Brian Derksen, a director at Oneok (OKE), recently bought 4,900 shares. The buy increased his holdings by 36 percent, and came to a total cost just under $292,000.
This marks the first buy at the company in over a year, when Oneok’s President and CEO bought 8,975 shares, paying about $1 million to do so. One company director sold shares last year, otherwise company insiders have been fairly inactive over the past three years
Overall, company insiders own 0.5 percent of shares.
The oil and gas midstream company is up about 10 percent over the past year, up about two-thirds that of the S&P 500. However, the company sports a massive 6.5 percent dividend.
Action to take: Shares may be under pressure in the short-term, as Oneok has made an offer to buy Magellan Midstream Partners (MMP) in a stock-and-cash deal valued at $18.8 billion.
If the deal goes through, there could take a few quarters for the combined company to stabilize. However, that may create a long-term buying opportunity on any weakness in the coming months.
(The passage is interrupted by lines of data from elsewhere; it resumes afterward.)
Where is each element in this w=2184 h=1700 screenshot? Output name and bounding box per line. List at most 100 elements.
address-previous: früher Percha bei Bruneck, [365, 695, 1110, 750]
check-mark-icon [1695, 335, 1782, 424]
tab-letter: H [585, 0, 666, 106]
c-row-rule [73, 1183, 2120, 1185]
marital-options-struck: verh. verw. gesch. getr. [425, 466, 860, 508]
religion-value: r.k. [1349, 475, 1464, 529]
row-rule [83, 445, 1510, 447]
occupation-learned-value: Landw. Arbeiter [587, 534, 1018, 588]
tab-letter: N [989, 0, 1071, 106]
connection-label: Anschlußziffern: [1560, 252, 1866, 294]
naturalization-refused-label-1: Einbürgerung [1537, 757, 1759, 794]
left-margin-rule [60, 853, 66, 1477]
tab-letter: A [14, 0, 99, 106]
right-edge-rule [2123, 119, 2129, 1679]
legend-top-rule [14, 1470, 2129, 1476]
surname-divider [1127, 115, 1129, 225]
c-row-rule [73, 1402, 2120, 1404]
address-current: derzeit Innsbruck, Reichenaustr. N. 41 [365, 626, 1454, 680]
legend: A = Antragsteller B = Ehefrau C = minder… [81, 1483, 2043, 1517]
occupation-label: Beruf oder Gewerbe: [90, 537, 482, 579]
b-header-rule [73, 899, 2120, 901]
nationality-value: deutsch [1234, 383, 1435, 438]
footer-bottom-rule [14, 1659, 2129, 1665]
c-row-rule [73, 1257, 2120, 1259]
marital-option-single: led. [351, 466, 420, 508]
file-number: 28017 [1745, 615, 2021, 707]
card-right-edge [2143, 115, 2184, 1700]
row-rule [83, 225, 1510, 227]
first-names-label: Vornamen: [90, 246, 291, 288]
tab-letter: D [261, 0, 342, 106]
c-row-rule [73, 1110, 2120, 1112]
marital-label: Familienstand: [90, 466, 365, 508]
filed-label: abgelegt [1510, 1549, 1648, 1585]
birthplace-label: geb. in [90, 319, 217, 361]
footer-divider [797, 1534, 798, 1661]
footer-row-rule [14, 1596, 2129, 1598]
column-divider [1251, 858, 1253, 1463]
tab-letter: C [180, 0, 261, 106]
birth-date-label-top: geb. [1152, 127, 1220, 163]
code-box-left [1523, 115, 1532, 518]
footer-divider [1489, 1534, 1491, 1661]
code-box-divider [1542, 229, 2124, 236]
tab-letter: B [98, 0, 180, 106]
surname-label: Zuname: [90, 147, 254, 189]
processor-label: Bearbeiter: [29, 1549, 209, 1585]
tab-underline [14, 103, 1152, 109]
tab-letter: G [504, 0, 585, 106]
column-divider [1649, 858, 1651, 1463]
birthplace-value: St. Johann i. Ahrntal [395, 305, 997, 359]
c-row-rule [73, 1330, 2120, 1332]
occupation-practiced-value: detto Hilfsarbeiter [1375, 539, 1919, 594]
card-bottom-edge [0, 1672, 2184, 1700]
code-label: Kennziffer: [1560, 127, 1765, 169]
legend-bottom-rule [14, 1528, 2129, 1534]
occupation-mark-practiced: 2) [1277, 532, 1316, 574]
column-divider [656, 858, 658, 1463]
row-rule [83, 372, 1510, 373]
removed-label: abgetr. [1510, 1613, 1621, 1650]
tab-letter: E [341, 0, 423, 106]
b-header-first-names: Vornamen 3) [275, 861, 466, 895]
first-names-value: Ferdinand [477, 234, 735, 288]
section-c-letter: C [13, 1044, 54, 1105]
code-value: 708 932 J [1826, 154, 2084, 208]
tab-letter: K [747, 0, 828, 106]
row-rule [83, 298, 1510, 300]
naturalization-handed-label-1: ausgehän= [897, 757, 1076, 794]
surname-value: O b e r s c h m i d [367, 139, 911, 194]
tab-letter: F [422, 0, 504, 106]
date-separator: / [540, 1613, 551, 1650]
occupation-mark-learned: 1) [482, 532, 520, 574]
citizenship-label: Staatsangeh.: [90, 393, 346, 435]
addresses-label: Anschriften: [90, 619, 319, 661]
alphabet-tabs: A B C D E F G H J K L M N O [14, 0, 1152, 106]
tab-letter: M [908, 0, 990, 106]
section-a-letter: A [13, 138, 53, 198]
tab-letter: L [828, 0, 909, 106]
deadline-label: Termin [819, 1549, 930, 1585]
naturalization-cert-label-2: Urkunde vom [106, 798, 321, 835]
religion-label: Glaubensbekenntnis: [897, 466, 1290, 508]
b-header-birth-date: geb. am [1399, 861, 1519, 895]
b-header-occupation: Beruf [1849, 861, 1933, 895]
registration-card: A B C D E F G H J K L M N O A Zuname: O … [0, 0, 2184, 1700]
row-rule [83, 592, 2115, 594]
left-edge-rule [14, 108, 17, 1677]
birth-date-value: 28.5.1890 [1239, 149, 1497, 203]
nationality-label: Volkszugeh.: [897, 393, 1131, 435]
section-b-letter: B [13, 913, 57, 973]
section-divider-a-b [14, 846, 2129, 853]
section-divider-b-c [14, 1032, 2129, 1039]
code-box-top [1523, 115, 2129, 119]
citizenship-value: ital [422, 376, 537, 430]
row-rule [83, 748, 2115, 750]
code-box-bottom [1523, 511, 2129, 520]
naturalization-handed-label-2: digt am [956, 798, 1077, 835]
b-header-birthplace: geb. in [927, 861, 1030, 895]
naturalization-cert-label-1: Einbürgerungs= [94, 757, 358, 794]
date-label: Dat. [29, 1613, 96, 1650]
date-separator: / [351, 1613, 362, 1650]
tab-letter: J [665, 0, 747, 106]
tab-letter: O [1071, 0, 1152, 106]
Given the company’s high dividend yield, growth in the payout is unlikely, but should still be steadily above average.
For traders, shares have been somewhat rangebound. The October $65 calls, last going for about $1.50, could see mid-double-digit gains on a continued trend higher in the months ahead.
Disclosure: The author of this article has no position in the company mentioned here, but may trade after the next 72 hours. The author receives no compensation from any of the companies mentioned in this article.